Why must children and teens analyze books (literature?) to death for eight years in school, which is really only useful and relevant if you happen to choose a literature major? Actually, they don’t.  Everything they are required to read has already been analyzed and written about to death. NOBODY reads the required books. Schmoop and about 1,000 other websites are fine for that. No critical thinking here!
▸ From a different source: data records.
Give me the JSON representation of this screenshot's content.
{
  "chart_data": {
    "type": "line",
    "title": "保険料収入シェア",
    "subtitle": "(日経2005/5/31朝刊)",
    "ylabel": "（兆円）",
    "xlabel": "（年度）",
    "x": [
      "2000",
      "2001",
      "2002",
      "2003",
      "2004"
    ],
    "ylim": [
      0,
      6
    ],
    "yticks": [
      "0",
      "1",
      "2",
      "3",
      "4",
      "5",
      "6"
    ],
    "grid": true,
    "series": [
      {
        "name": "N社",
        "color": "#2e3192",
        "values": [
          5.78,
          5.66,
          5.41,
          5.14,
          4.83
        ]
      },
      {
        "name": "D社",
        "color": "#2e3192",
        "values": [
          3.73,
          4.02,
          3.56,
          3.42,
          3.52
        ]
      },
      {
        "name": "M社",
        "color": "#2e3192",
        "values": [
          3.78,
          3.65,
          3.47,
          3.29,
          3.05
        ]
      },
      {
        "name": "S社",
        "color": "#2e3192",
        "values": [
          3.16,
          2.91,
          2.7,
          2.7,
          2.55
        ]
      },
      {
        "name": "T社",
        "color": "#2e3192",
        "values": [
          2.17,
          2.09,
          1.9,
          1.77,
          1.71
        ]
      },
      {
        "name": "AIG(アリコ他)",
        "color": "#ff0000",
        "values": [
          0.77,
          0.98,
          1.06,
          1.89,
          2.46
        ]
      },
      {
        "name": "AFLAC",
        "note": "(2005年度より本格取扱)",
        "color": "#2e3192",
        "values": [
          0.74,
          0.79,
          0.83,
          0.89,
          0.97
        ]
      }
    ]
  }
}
Let them read new books, choose books that speak to them. They will be willing to read them deeply, thoughtfully and critically, which in my opinion should be the real goal. Maybe we won’t lose them anymore.

Sarah Abercrombie
Chair School-Age Programs and Services Committee
Head Librarian
Greenwich Country Day School


  1. Jill Eisele

    I couldn’t agree more. Let them choose!!

  2. Kathykleckner

    You seem to share at least some of the ideas found in The Book Whisperer by Donalyn Miller. Great book.

  3. Claire Davies

    For years I felt like I ought to hide the shame of being a librarian who had actively hated, HATED, english literature classes at school.

  4. Sarah Stippich

    Sarah, I totally agree! I loved reading as a teenager, but high school English classes almost ruined me. I hated that there seemed to be one right answer about the “meaning” of a book, and as long as you guessed right, you passed. Ugh.

    I’m so glad my mom had lots of Stephen King books at home! It saved my reading life!